Батист уперся глазами в тупоносые свои башмаки и молчал.
– Тоска мне с вами, – сказал бедный вдовец, – что мне делать с вами, детьми? Ты не томи меня, а… рассказывай.
Тут Батист перевел глаза на отца, а затем на окно и сказал:
– Я не хочу быть обойщиком. Потом подумал и, очевидно решившись развязать сразу этот узел, добавил:
– Чувствую глубокое отвращение. Еще подумал и еще добавил:
– Ненавижу лавку.
И чтобы совсем доконать отца, еще добавил:
– Всем сердцем и душой!
После чего и замолчал.
Вид у него при этом сделался глупый. Он, собственно, не знал, что последует вслед за этим. Возможна, конечно, плюха от отца. Но плюхи он не получил. Произошла длиннейшая пауза. Что может помочь в таком казусном деле? Плюха? Нет, плюхой здесь ничего не сделаешь. Что сказать сыну? Что он глуп? Да, он стоит как тумба, в лицо у него тупое в этот момент. Но глаза как будто не глупые и блестящие, как у Марии Крессе.
Лавка не нравится? Быть может, это ему только кажется? Он еще мальчик, в его годы нельзя рассуждать о том, что нравится, а что не нравится. Он просто, может быть, немножко устал? Но ведь он-то, отец, еще больше устал, и у него-то ведь помощи нет никакой, он поседел в заботах…
– Чего же ты хочешь? – спросил отец.
– Учиться, – ответил Батист.
В это мгновение кто-то нежно постучал тростью в дверь, и в сумерках вошел Луи Крессе.
– Вот, – сказал отец, указывая на плоеный воротничок, – он, извольте видеть, не желает помогать мне в лавке, а намерен учиться.
Дед заговорил вкрадчиво и мягко.

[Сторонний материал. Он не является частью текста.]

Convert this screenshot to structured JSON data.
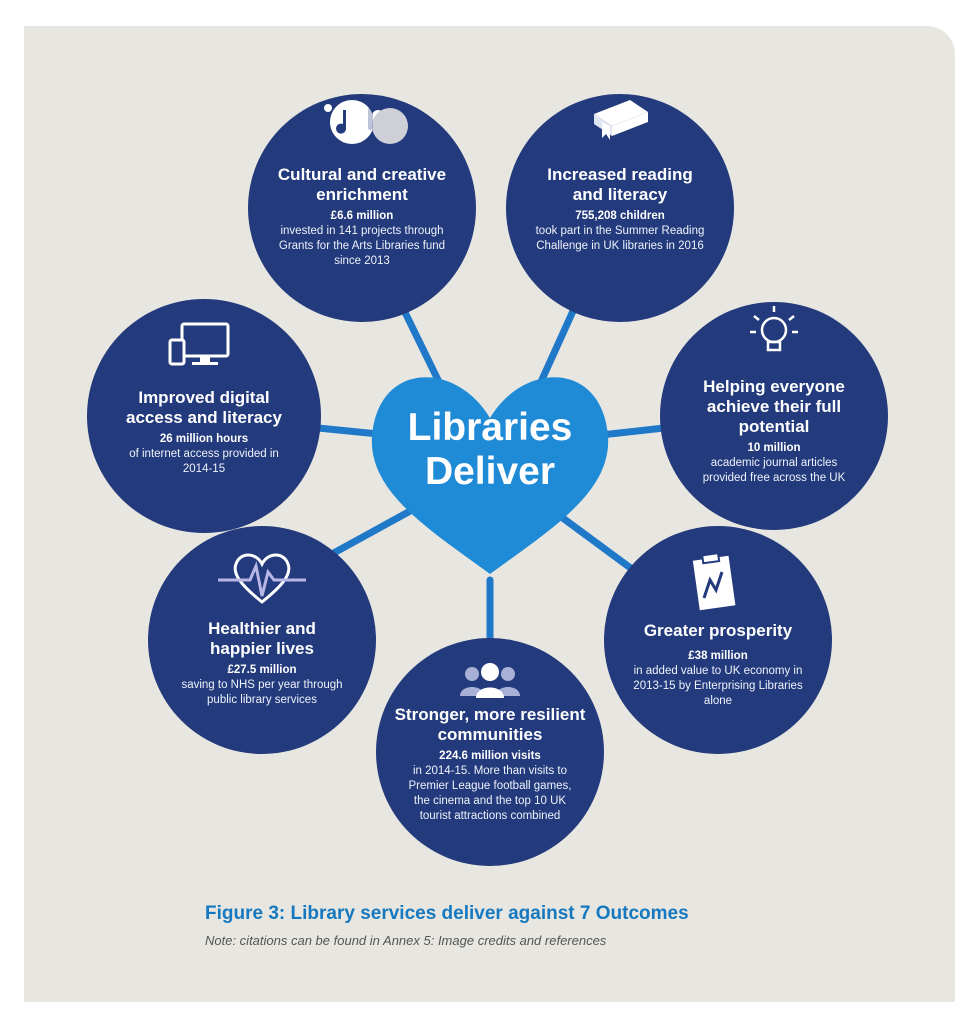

Он сказал, что все устроится по-хорошему. Если юноша тоскует, то надо, конечно, принять меры.
– Какие же меры? – спросил отец.
– А в самом деле отдать его учиться! – светло воскликнул дед.

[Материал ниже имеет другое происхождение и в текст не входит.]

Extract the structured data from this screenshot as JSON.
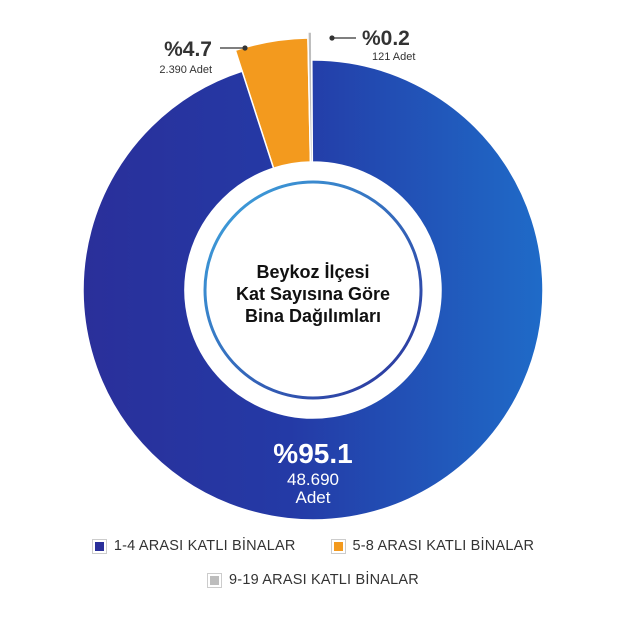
{
  "colors": {
    "blue_dark": "#2a2f9a",
    "blue_mid": "#1f64c2",
    "orange": "#f39a1e",
    "gray": "#bdbdbd",
    "inner_ring_light": "#3fa8e0",
    "inner_ring_dark": "#2a2f9a"
  },
  "chart_data": {
    "type": "pie",
    "title": "Beykoz İlçesi Kat Sayısına Göre Bina Dağılımları",
    "title_lines": [
      "Beykoz İlçesi",
      "Kat Sayısına Göre",
      "Bina Dağılımları"
    ],
    "slices": [
      {
        "name": "1-4 ARASI KATLI BİNALAR",
        "percent_label": "%95.1",
        "value": 48690,
        "count_label": "48.690",
        "unit_label": "Adet"
      },
      {
        "name": "5-8 ARASI KATLI BİNALAR",
        "percent_label": "%4.7",
        "value": 2390,
        "count_label": "2.390 Adet"
      },
      {
        "name": "9-19 ARASI KATLI BİNALAR",
        "percent_label": "%0.2",
        "value": 121,
        "count_label": "121 Adet"
      }
    ],
    "legend_position": "bottom"
  }
}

– Но позвольте, он же учился в приходской школе?
– Ну что такое приходская школа! – сказал дед. – У мальчугана огромные способности…
– Выйди, Жан-Батист, из комнаты, я поговорю с дедушкой.

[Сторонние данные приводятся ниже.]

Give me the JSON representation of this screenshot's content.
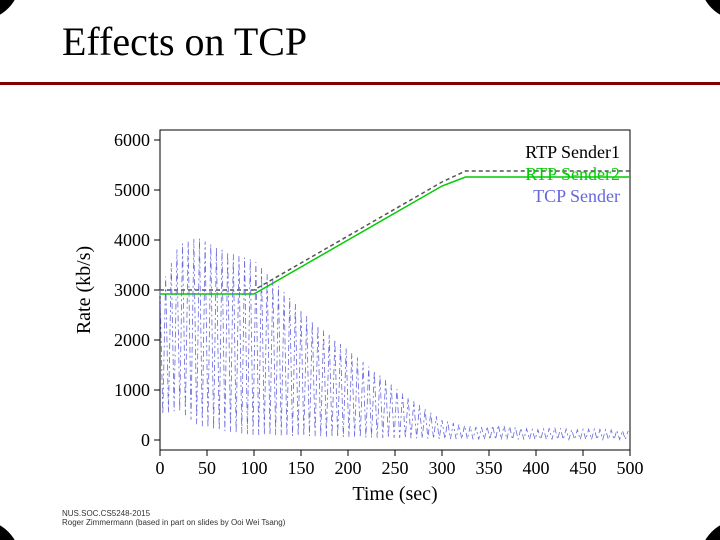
{
  "slide": {
    "title": "Effects on TCP",
    "footer_line1": "NUS.SOC.CS5248-2015",
    "footer_line2": "Roger Zimmermann (based in part on slides by Ooi Wei Tsang)"
  },
  "chart": {
    "type": "line",
    "background_color": "#ffffff",
    "plot_border_color": "#000000",
    "grid_color": "#c0c0c0",
    "xlabel": "Time (sec)",
    "ylabel": "Rate (kb/s)",
    "label_fontsize": 20,
    "tick_fontsize": 18,
    "xlim": [
      0,
      500
    ],
    "ylim": [
      -200,
      6200
    ],
    "xtick_step": 50,
    "yticks": [
      0,
      1000,
      2000,
      3000,
      4000,
      5000,
      6000
    ],
    "legend": {
      "position": "inside-top-right",
      "items": [
        {
          "label": "RTP Sender1",
          "color": "#000000",
          "dash": "dashed"
        },
        {
          "label": "RTP Sender2",
          "color": "#00cc00",
          "dash": "solid"
        },
        {
          "label": "TCP Sender",
          "color": "#6666dd",
          "dash": "dashdot"
        }
      ]
    },
    "series": [
      {
        "name": "RTP Sender1",
        "color": "#555555",
        "dash": "4,3",
        "width": 1.5,
        "data": [
          [
            0,
            3000
          ],
          [
            50,
            3000
          ],
          [
            100,
            3000
          ],
          [
            150,
            3540
          ],
          [
            200,
            4080
          ],
          [
            250,
            4620
          ],
          [
            300,
            5160
          ],
          [
            325,
            5380
          ],
          [
            350,
            5380
          ],
          [
            400,
            5380
          ],
          [
            450,
            5380
          ],
          [
            500,
            5380
          ]
        ]
      },
      {
        "name": "RTP Sender2",
        "color": "#00cc00",
        "dash": "none",
        "width": 1.5,
        "data": [
          [
            0,
            2920
          ],
          [
            50,
            2920
          ],
          [
            100,
            2920
          ],
          [
            150,
            3460
          ],
          [
            200,
            4000
          ],
          [
            250,
            4540
          ],
          [
            300,
            5080
          ],
          [
            325,
            5260
          ],
          [
            350,
            5260
          ],
          [
            400,
            5260
          ],
          [
            450,
            5260
          ],
          [
            500,
            5260
          ]
        ]
      },
      {
        "name": "TCP Sender",
        "color": "#6666dd",
        "dash": "6,3,2,3",
        "width": 0.8,
        "oscillating": true,
        "envelope_top": [
          [
            0,
            3000
          ],
          [
            20,
            3900
          ],
          [
            40,
            4050
          ],
          [
            60,
            3850
          ],
          [
            80,
            3700
          ],
          [
            100,
            3600
          ],
          [
            120,
            3200
          ],
          [
            140,
            2800
          ],
          [
            160,
            2400
          ],
          [
            180,
            2100
          ],
          [
            200,
            1800
          ],
          [
            220,
            1500
          ],
          [
            240,
            1200
          ],
          [
            260,
            900
          ],
          [
            280,
            650
          ],
          [
            300,
            400
          ],
          [
            320,
            300
          ],
          [
            340,
            250
          ],
          [
            360,
            300
          ],
          [
            380,
            250
          ],
          [
            400,
            200
          ],
          [
            420,
            250
          ],
          [
            440,
            200
          ],
          [
            460,
            220
          ],
          [
            480,
            200
          ],
          [
            500,
            180
          ]
        ],
        "envelope_bottom": [
          [
            0,
            500
          ],
          [
            20,
            600
          ],
          [
            40,
            300
          ],
          [
            60,
            200
          ],
          [
            80,
            150
          ],
          [
            100,
            100
          ],
          [
            120,
            100
          ],
          [
            140,
            80
          ],
          [
            160,
            80
          ],
          [
            180,
            60
          ],
          [
            200,
            60
          ],
          [
            220,
            50
          ],
          [
            240,
            40
          ],
          [
            260,
            40
          ],
          [
            280,
            30
          ],
          [
            300,
            20
          ],
          [
            320,
            20
          ],
          [
            340,
            10
          ],
          [
            360,
            10
          ],
          [
            380,
            10
          ],
          [
            400,
            10
          ],
          [
            420,
            10
          ],
          [
            440,
            10
          ],
          [
            460,
            10
          ],
          [
            480,
            10
          ],
          [
            500,
            10
          ]
        ],
        "osc_period": 6
      }
    ]
  }
}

Жан-Батист вышел. И между Крессе и Поклоном произошел серьезнейший разговор.
Передавать его не стану. Воскликну лишь: о, светлой памяти Людовик Крессе!
Знаменитая парижская Клермонская коллегия, впоследствии Лицей Людовика Великого, действительно нисколько не напоминала приходскую школу. Коллегия находилась в ведении членов могущественного Ордена Иисуса, и отцы иезуиты поставили в ней дело, надо сказать, прямо блестяще, «для вящей славы божией», как все, что они делали.
В коллегии, руководимой ректором, отцом Жакобусом
Дине, обучалось до двух тысяч мальчиков и юношей, дворян и буржуа, из которых триста были интернами, а остальные – приходящими. Орден Иисуса обучал цвет Франции.
Отцы профессора читали клермонцам курсы истории, древней литературы, юридических наук, химии и физики, богословия и философии и преподавали греческий язык. О латинском даже упоминать не стоит: клермонские лицеисты не только непрерывно читали и изучали латинских авторов, но обязаны были в часы перемен между уроками разговаривать на латинском языке. Вы сами понимаете, что при этих условиях можно овладеть этим фундаментальным для человечества языком.
Были специальные часы для уроков танцев. В другие же часы слышался стук рапир: французские юноши учились владеть оружием, чтобы на полях в массовом бою защищать честь короля Франции, а в одиночном – свою собственную. Во время торжественных актов клермонцы-интерны разыгрывали пьесы древнеримских авторов [], преимущественно Публия Теренция и Сенеки.